Most things in this world are neither good nor evil. These categories only apply to a very small class of phenomena. When a tsunami destroys villages, the destruction is resented by the villagers and their relatives, yet the oceans and rocks had no evil designs when they unleashed this tsunami. For the unemployed construction worker, the tsunami is even good news, for it creates a big new demand for the services of those workers who will rebuild the villages. Good and evil are relative to the goals they further or thwart, and people have conflicting goals. Moreover, numerous things are simply too far removed from any human project to be able to further or thwart it. But most importantly: even things that some people are bound to resent as evil, were intended by its agents as good.
So, there is something ridiculous about the constant indignation in many Hindu activist writings.

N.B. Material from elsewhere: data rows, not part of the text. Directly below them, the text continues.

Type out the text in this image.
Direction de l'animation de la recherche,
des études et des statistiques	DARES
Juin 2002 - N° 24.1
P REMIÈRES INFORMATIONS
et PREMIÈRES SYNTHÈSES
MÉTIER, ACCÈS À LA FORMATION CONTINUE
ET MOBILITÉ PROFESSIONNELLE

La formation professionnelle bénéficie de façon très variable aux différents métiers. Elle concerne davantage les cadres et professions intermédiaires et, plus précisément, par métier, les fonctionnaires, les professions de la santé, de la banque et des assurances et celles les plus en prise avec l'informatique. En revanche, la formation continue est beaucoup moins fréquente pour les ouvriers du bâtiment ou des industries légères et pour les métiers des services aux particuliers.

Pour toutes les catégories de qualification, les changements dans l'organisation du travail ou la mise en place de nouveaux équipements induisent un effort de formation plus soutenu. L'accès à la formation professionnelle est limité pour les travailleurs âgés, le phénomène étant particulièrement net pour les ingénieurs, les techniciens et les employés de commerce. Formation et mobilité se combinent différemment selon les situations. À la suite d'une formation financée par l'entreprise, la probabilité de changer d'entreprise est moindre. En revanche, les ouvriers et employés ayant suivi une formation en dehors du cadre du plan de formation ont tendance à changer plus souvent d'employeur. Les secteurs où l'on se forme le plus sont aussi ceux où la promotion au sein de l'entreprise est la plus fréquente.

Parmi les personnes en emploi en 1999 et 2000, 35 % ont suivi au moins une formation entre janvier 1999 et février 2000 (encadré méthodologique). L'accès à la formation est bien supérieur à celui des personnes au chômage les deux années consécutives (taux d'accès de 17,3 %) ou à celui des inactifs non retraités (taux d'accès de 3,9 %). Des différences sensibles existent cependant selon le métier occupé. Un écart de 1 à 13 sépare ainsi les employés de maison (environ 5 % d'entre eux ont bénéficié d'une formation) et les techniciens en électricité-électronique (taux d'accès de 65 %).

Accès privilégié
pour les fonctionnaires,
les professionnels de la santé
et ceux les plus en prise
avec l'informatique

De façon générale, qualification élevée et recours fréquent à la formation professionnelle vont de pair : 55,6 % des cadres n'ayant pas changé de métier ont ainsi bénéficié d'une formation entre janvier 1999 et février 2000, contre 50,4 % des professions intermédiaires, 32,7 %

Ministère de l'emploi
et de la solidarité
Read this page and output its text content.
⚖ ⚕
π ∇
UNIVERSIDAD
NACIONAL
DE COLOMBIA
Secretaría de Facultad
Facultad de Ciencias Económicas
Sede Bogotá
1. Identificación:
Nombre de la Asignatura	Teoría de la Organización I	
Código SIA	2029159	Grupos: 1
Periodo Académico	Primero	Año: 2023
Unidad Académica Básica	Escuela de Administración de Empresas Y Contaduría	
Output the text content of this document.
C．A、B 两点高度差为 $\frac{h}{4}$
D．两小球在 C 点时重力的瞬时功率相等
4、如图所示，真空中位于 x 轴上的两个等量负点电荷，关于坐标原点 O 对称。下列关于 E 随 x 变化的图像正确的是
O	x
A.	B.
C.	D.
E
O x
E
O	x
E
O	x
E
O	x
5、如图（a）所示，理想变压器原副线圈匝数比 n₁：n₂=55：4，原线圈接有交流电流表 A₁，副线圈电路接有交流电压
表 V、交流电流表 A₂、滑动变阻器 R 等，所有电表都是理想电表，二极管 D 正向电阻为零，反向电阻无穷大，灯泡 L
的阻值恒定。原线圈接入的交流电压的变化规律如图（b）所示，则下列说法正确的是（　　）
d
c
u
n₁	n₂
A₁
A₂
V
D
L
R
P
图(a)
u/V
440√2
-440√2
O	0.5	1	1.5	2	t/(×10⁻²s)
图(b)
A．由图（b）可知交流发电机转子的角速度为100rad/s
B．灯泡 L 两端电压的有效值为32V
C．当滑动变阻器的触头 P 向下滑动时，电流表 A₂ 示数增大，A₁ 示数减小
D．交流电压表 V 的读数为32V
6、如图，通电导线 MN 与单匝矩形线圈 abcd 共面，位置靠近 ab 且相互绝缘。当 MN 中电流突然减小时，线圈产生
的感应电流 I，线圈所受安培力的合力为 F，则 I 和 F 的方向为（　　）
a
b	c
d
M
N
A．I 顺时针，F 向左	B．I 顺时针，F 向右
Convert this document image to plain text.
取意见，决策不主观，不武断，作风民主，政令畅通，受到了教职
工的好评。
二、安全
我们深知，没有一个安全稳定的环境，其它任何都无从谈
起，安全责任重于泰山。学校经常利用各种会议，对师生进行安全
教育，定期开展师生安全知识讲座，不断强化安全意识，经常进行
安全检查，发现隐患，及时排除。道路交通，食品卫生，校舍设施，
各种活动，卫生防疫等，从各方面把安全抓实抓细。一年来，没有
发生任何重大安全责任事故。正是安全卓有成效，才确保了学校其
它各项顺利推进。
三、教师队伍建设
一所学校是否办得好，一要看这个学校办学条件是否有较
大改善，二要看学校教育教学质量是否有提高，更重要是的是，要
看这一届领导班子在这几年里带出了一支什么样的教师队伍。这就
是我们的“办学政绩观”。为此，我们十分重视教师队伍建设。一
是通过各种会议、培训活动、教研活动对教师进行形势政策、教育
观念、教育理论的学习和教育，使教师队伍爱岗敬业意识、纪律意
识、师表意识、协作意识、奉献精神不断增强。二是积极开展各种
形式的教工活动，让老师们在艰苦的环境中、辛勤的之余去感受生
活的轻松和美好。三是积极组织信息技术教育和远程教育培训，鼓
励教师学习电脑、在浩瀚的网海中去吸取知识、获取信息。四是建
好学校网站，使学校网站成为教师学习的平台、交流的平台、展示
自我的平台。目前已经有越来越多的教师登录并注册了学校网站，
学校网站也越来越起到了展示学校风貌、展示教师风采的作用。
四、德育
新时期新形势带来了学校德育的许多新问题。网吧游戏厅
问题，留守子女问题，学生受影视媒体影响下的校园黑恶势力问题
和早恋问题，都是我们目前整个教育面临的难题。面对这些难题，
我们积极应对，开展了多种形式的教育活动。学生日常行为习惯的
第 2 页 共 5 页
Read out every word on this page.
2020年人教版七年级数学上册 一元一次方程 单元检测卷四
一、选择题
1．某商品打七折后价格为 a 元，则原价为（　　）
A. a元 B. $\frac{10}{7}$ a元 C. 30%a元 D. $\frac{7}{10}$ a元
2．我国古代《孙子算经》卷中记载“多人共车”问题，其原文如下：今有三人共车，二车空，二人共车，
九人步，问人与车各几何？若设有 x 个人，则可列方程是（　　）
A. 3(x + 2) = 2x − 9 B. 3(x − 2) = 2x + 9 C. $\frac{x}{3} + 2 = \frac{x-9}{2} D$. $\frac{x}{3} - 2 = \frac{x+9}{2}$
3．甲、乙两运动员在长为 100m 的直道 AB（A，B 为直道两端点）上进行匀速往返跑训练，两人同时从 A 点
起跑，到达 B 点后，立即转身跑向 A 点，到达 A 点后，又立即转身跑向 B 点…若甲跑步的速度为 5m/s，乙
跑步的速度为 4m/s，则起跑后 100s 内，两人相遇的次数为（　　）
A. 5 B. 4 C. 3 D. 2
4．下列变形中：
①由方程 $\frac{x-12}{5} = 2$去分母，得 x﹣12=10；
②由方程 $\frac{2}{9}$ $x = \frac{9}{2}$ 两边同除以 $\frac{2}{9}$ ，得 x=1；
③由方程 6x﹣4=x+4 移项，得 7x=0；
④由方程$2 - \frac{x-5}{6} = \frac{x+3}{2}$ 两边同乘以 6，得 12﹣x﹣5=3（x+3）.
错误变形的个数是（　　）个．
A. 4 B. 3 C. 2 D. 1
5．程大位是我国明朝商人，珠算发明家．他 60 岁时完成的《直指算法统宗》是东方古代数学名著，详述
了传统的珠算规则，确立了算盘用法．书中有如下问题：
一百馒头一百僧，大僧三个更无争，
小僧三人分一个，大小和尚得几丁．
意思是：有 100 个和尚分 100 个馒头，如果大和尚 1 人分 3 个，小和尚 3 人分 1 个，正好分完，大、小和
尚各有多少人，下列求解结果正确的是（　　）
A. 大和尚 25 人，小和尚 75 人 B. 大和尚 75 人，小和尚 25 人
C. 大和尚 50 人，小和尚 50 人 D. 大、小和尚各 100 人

The constant attribution of evil motives and deliberate destructive strategies behind anything they don’t like, comes across as a symptom of paranoia. I have experienced this attitude numerous times among Hindus, yet I don’t blame Hinduism, on the contrary. In the Ramayana and Mahabharata, every evil deed is given a fairly decent cause. Every hero suffering reversals partly has himself to blame. It is not a simplistic black-and-white fairy-tale. It is not for children but for grown-ups, complex and, to use the Hindu term, “karmic’. In comparison to them, the story of Vishnu’s future incarnation, who has as his mission to “kill the evil-doers”, is very cheap, a sign of decadence. Similarly, the cool and detached attitude that struck me among common Hindus whom I met around tea-stalls in Varanasi in 1988, contrasts sharply with the shrill and extreme attitudes among internet Hindus.The Aryan invasion theory and the negative influence of Macaulay’s education policy should be corrected. But this should not be done, nor has it a chance of being done, by concocting these moralistic stories of pure Indians versus the evil besiegers of India.